Steering the Iceberg That Is Manufacturing

There are several important reasons why manufacturing is often slow to adopt new business trends and changes—whether it’s capital investment, retooling, change management, and so on, they are all justifiable reasons to move slowly.

That being said, the first thing that needs to change before valuable new business concepts like co-opetition can even be considered is mindset. Changing the mindset of viewing competition as a should-be target for sneaky (and dare I say, frat-style) sabotaging to seeing competition as a potential opportunity to build and innovate is key.

“Cooperation with rivals also has an important emotional aspect,” noted the Harvard Business Review. “Some people are comfortable with the idea that there can be multiple winners, and some are not. As a result, co-opetition may end up being a strategy of last resort even in cases where it should be a first resort.

“That isn’t always easy, because people tend to think in either/or terms, as in either compete or cooperate, rather than compete and cooperate. Doing both at once requires mental flexibility; it doesn’t come naturally. But if you develop that flexibility and give the risks and rewards careful consideration, you may well gain an edge over those stuck thinking only about competition.”

The aphorism  “a rising tide lifts all boats” seems to fit when we can approach cooperation with an understanding and proper acknowledgment of competition—or co-opetition.

Richards said, “A healthy manufacturing community has broad benefits for the economy. What we have found is that the U.S. manufacturing base is highly capable and diverse. Historically, the biggest challenge is finding the right supplier for the job who has the capacity to do the work. Xometry solves this with its platform by becoming the matchmaker pairing work with the best supplier for the project’s scope.”

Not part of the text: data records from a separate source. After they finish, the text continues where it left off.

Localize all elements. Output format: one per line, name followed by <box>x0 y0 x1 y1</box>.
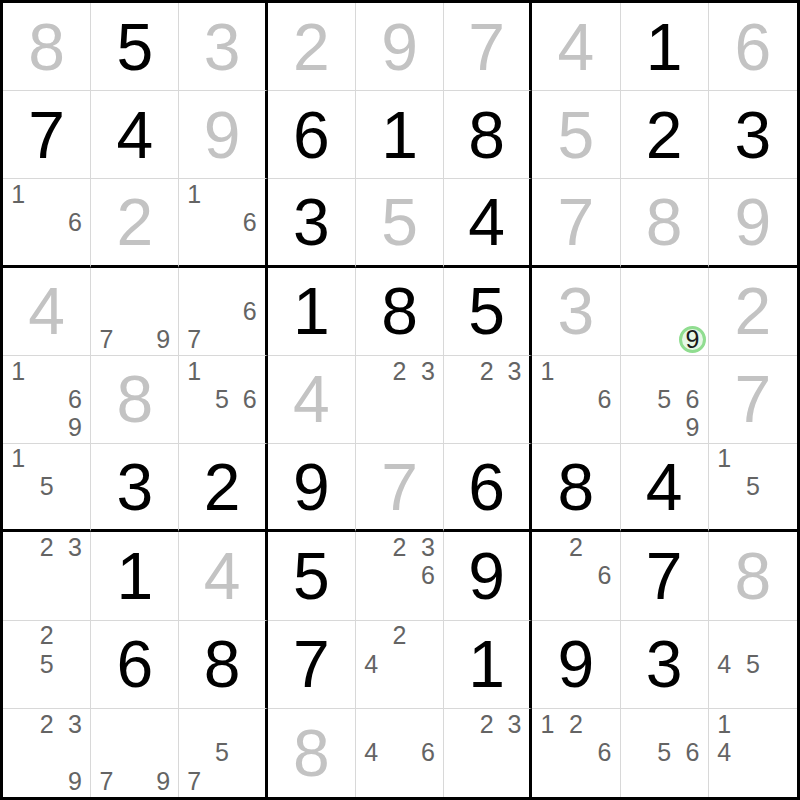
candidate-grid: 67 <box>180 269 263 354</box>
candidate-digit: 1 <box>4 180 32 208</box>
cell-r6c2[interactable]: 3 <box>91 444 179 532</box>
solved-digit: 7 <box>621 532 708 619</box>
solved-digit: 5 <box>91 3 178 90</box>
candidate-digit: 9 <box>61 767 89 796</box>
cell-r1c4[interactable]: 2 <box>268 3 356 91</box>
cell-r7c9[interactable]: 8 <box>709 532 797 620</box>
candidate-digit: 7 <box>180 767 208 796</box>
cell-r7c8[interactable]: 7 <box>621 532 709 620</box>
solved-digit: 3 <box>621 621 708 708</box>
given-digit: 7 <box>532 179 619 264</box>
cell-r8c9[interactable]: 45 <box>709 621 797 709</box>
cell-r9c6[interactable]: 23 <box>444 709 532 797</box>
solved-digit: 1 <box>356 91 443 178</box>
cell-r4c6[interactable]: 5 <box>444 268 532 356</box>
candidate-digit: 3 <box>61 533 89 561</box>
given-digit: 8 <box>268 709 355 797</box>
candidate-grid: 79 <box>92 710 177 796</box>
candidate-digit: 6 <box>414 739 442 768</box>
candidate-digit: 6 <box>590 562 618 590</box>
cell-r3c9[interactable]: 9 <box>709 179 797 267</box>
candidate-digit: 5 <box>650 739 678 768</box>
candidate-grid: 23 <box>4 533 89 618</box>
cell-r7c2[interactable]: 1 <box>91 532 179 620</box>
candidate-grid: 569 <box>622 357 707 442</box>
cell-r4c7[interactable]: 3 <box>532 268 620 356</box>
cell-r2c3[interactable]: 9 <box>179 91 267 179</box>
cell-r8c7[interactable]: 9 <box>532 621 620 709</box>
cell-r4c5[interactable]: 8 <box>356 268 444 356</box>
candidate-digit: 9 <box>61 414 89 442</box>
solved-digit: 7 <box>3 91 90 178</box>
solved-digit: 5 <box>444 268 529 355</box>
given-digit: 8 <box>91 356 178 443</box>
candidate-grid: 16 <box>180 180 263 263</box>
candidate-grid: 23 <box>445 357 528 442</box>
cell-r7c1[interactable]: 23 <box>3 532 91 620</box>
candidate-digit: 2 <box>385 622 413 650</box>
candidate-grid: 126 <box>533 710 618 796</box>
candidate-grid: 15 <box>4 445 89 528</box>
given-digit: 9 <box>179 91 264 178</box>
cell-r1c5[interactable]: 9 <box>356 3 444 91</box>
solved-digit: 2 <box>621 91 708 178</box>
solved-digit: 1 <box>444 621 529 708</box>
cell-r9c4[interactable]: 8 <box>268 709 356 797</box>
cell-r5c5[interactable]: 23 <box>356 356 444 444</box>
given-digit: 2 <box>709 268 797 355</box>
candidate-grid: 15 <box>710 445 796 528</box>
cell-r6c1[interactable]: 15 <box>3 444 91 532</box>
candidate-digit: 2 <box>385 357 413 385</box>
candidate-grid: 24 <box>357 622 442 707</box>
candidate-digit: 1 <box>4 357 32 385</box>
candidate-digit: 2 <box>473 357 501 385</box>
candidate-digit: 6 <box>236 297 264 325</box>
candidate-digit: 1 <box>180 180 208 208</box>
given-digit: 4 <box>268 356 355 443</box>
cell-r1c7[interactable]: 4 <box>532 3 620 91</box>
cell-r8c1[interactable]: 25 <box>3 621 91 709</box>
given-digit: 6 <box>709 3 797 90</box>
candidate-digit: 5 <box>32 473 60 501</box>
cell-r5c3[interactable]: 156 <box>179 356 267 444</box>
candidate-grid: 45 <box>710 622 796 707</box>
given-digit: 7 <box>356 444 443 529</box>
cell-r5c2[interactable]: 8 <box>91 356 179 444</box>
candidate-digit: 4 <box>357 739 385 768</box>
highlighted-candidate-circle[interactable]: 9 <box>679 326 706 353</box>
candidate-digit: 4 <box>357 650 385 678</box>
candidate-grid: 156 <box>180 357 263 442</box>
cell-r8c2[interactable]: 6 <box>91 621 179 709</box>
candidate-digit: 5 <box>739 650 768 678</box>
cell-r2c8[interactable]: 2 <box>621 91 709 179</box>
candidate-digit: 7 <box>92 767 120 796</box>
candidate-digit: 1 <box>710 710 739 739</box>
given-digit: 4 <box>179 532 264 619</box>
solved-digit: 1 <box>91 532 178 619</box>
cell-r4c1[interactable]: 4 <box>3 268 91 356</box>
given-digit: 7 <box>709 356 797 443</box>
cell-r2c9[interactable]: 3 <box>709 91 797 179</box>
candidate-grid: 16 <box>4 180 89 263</box>
cell-r7c7[interactable]: 26 <box>532 532 620 620</box>
solved-digit: 6 <box>444 444 529 529</box>
cell-r2c1[interactable]: 7 <box>3 91 91 179</box>
solved-digit: 7 <box>268 621 355 708</box>
given-digit: 3 <box>532 268 619 355</box>
candidate-digit: 5 <box>739 473 768 501</box>
cell-r9c1[interactable]: 239 <box>3 709 91 797</box>
cell-r5c9[interactable]: 7 <box>709 356 797 444</box>
candidate-digit: 2 <box>32 710 60 739</box>
candidate-digit: 3 <box>414 357 442 385</box>
candidate-digit: 4 <box>710 650 739 678</box>
given-digit: 8 <box>621 179 708 264</box>
cell-r3c4[interactable]: 3 <box>268 179 356 267</box>
given-digit: 3 <box>179 3 264 90</box>
candidate-digit: 1 <box>710 445 739 473</box>
cell-r9c5[interactable]: 46 <box>356 709 444 797</box>
candidate-digit: 6 <box>678 385 706 413</box>
solved-digit: 5 <box>268 532 355 619</box>
candidate-digit: 7 <box>180 325 208 353</box>
candidate-grid: 57 <box>180 710 263 796</box>
solved-digit: 2 <box>179 444 264 529</box>
solved-digit: 3 <box>268 179 355 264</box>
candidate-digit: 6 <box>236 208 264 236</box>
candidate-grid: 239 <box>4 710 89 796</box>
candidate-digit: 1 <box>533 710 561 739</box>
solved-digit: 6 <box>91 621 178 708</box>
cell-r6c8[interactable]: 4 <box>621 444 709 532</box>
solved-digit: 4 <box>621 444 708 529</box>
candidate-grid: 26 <box>533 533 618 618</box>
candidate-digit: 9 <box>149 767 177 796</box>
candidate-digit: 2 <box>562 710 590 739</box>
cell-r8c3[interactable]: 8 <box>179 621 267 709</box>
sudoku-board: 8532974167496185231621635478947967185392… <box>0 0 800 800</box>
candidate-digit-highlighted: 9 <box>678 325 706 353</box>
cell-r2c2[interactable]: 4 <box>91 91 179 179</box>
cell-r2c6[interactable]: 8 <box>444 91 532 179</box>
solved-digit: 9 <box>532 621 619 708</box>
candidate-digit: 5 <box>208 385 236 413</box>
candidate-grid: 23 <box>445 710 528 796</box>
cell-r4c9[interactable]: 2 <box>709 268 797 356</box>
candidate-grid: 79 <box>92 269 177 354</box>
cell-r6c3[interactable]: 2 <box>179 444 267 532</box>
candidate-digit: 1 <box>180 357 208 385</box>
given-digit: 8 <box>3 3 90 90</box>
cell-r2c7[interactable]: 5 <box>532 91 620 179</box>
cell-r5c7[interactable]: 16 <box>532 356 620 444</box>
cell-r8c5[interactable]: 24 <box>356 621 444 709</box>
cell-r8c4[interactable]: 7 <box>268 621 356 709</box>
candidate-digit: 3 <box>61 710 89 739</box>
cell-r4c2[interactable]: 79 <box>91 268 179 356</box>
cell-r2c4[interactable]: 6 <box>268 91 356 179</box>
candidate-digit: 3 <box>501 357 529 385</box>
cell-r3c2[interactable]: 2 <box>91 179 179 267</box>
cell-r3c7[interactable]: 7 <box>532 179 620 267</box>
solved-digit: 1 <box>621 3 708 90</box>
candidate-digit: 2 <box>32 622 60 650</box>
given-digit: 9 <box>709 179 797 264</box>
cell-r6c9[interactable]: 15 <box>709 444 797 532</box>
solved-digit: 3 <box>709 91 797 178</box>
given-digit: 2 <box>268 3 355 90</box>
given-digit: 4 <box>532 3 619 90</box>
cell-r4c4[interactable]: 1 <box>268 268 356 356</box>
candidate-digit: 6 <box>678 739 706 768</box>
cell-r5c4[interactable]: 4 <box>268 356 356 444</box>
candidate-grid: 14 <box>710 710 796 796</box>
candidate-digit: 2 <box>473 710 501 739</box>
given-digit: 7 <box>444 3 529 90</box>
given-digit: 5 <box>356 179 443 264</box>
cell-r5c6[interactable]: 23 <box>444 356 532 444</box>
candidate-grid: 23 <box>357 357 442 442</box>
cell-r7c6[interactable]: 9 <box>444 532 532 620</box>
sudoku-app: 8532974167496185231621635478947967185392… <box>0 0 800 800</box>
cell-r6c6[interactable]: 6 <box>444 444 532 532</box>
cell-r1c2[interactable]: 5 <box>91 3 179 91</box>
solved-digit: 1 <box>268 268 355 355</box>
cell-r1c6[interactable]: 7 <box>444 3 532 91</box>
candidate-digit: 2 <box>385 533 413 561</box>
given-digit: 5 <box>532 91 619 178</box>
cell-r9c3[interactable]: 57 <box>179 709 267 797</box>
given-digit: 9 <box>356 3 443 90</box>
given-digit: 2 <box>91 179 178 264</box>
cell-r7c4[interactable]: 5 <box>268 532 356 620</box>
cell-r9c8[interactable]: 56 <box>621 709 709 797</box>
candidate-digit: 6 <box>236 385 264 413</box>
candidate-grid: 46 <box>357 710 442 796</box>
cell-r3c8[interactable]: 8 <box>621 179 709 267</box>
solved-digit: 8 <box>532 444 619 529</box>
candidate-grid: 169 <box>4 357 89 442</box>
cell-r1c1[interactable]: 8 <box>3 3 91 91</box>
cell-r4c3[interactable]: 67 <box>179 268 267 356</box>
solved-digit: 9 <box>268 444 355 529</box>
cell-r7c5[interactable]: 236 <box>356 532 444 620</box>
solved-digit: 4 <box>444 179 529 264</box>
candidate-digit: 5 <box>650 385 678 413</box>
candidate-digit: 1 <box>4 445 32 473</box>
candidate-grid: 16 <box>533 357 618 442</box>
cell-r1c3[interactable]: 3 <box>179 3 267 91</box>
candidate-digit: 2 <box>562 533 590 561</box>
candidate-digit: 7 <box>92 325 120 353</box>
cell-r5c1[interactable]: 169 <box>3 356 91 444</box>
candidate-grid: 25 <box>4 622 89 707</box>
candidate-digit: 5 <box>208 739 236 768</box>
solved-digit: 9 <box>444 532 529 619</box>
candidate-digit: 6 <box>61 208 89 236</box>
cell-r3c6[interactable]: 4 <box>444 179 532 267</box>
cell-r4c8[interactable]: 9 <box>621 268 709 356</box>
cell-r8c8[interactable]: 3 <box>621 621 709 709</box>
candidate-grid: 9 <box>622 269 707 354</box>
cell-r9c7[interactable]: 126 <box>532 709 620 797</box>
cell-r7c3[interactable]: 4 <box>179 532 267 620</box>
candidate-digit: 9 <box>149 325 177 353</box>
cell-r6c5[interactable]: 7 <box>356 444 444 532</box>
cell-r2c5[interactable]: 1 <box>356 91 444 179</box>
cell-r3c5[interactable]: 5 <box>356 179 444 267</box>
candidate-digit: 3 <box>501 710 529 739</box>
candidate-digit: 5 <box>32 650 60 678</box>
cell-r3c1[interactable]: 16 <box>3 179 91 267</box>
cell-r9c9[interactable]: 14 <box>709 709 797 797</box>
candidate-digit: 6 <box>590 739 618 768</box>
cell-r3c3[interactable]: 16 <box>179 179 267 267</box>
cell-r1c8[interactable]: 1 <box>621 3 709 91</box>
solved-digit: 8 <box>444 91 529 178</box>
solved-digit: 8 <box>179 621 264 708</box>
solved-digit: 8 <box>356 268 443 355</box>
candidate-digit: 1 <box>533 357 561 385</box>
given-digit: 8 <box>709 532 797 619</box>
candidate-digit: 9 <box>678 414 706 442</box>
solved-digit: 3 <box>91 444 178 529</box>
given-digit: 4 <box>3 268 90 355</box>
candidate-digit: 6 <box>61 385 89 413</box>
candidate-grid: 236 <box>357 533 442 618</box>
candidate-grid: 56 <box>622 710 707 796</box>
candidate-digit: 6 <box>414 562 442 590</box>
candidate-digit: 3 <box>414 533 442 561</box>
candidate-digit: 4 <box>710 739 739 768</box>
cell-r5c8[interactable]: 569 <box>621 356 709 444</box>
solved-digit: 6 <box>268 91 355 178</box>
cell-r1c9[interactable]: 6 <box>709 3 797 91</box>
cell-r6c4[interactable]: 9 <box>268 444 356 532</box>
candidate-digit: 6 <box>590 385 618 413</box>
solved-digit: 4 <box>91 91 178 178</box>
cell-r8c6[interactable]: 1 <box>444 621 532 709</box>
cell-r6c7[interactable]: 8 <box>532 444 620 532</box>
cell-r9c2[interactable]: 79 <box>91 709 179 797</box>
candidate-digit: 2 <box>32 533 60 561</box>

Xometry’s business of connecting the dots among the supply chain of manufacturing seems to be a step in the direction of building a generation of manufacturers that are willing to be both competitive and collaborative. And big businesses like GM and Ford are finding ways to mutually leverage their resources on an even more direct level.

Adopting the concept of co-opetition may be the best possible future for all manufacturing and engineering businesses, but there is certainly a caveat to proprietary processes and intellectual property. The future of co-opetition might not be opening your books up to your competitors, but entertaining a collaborative effort that is mutually beneficial (with clear lines drawn) may very well drive the future of this industry.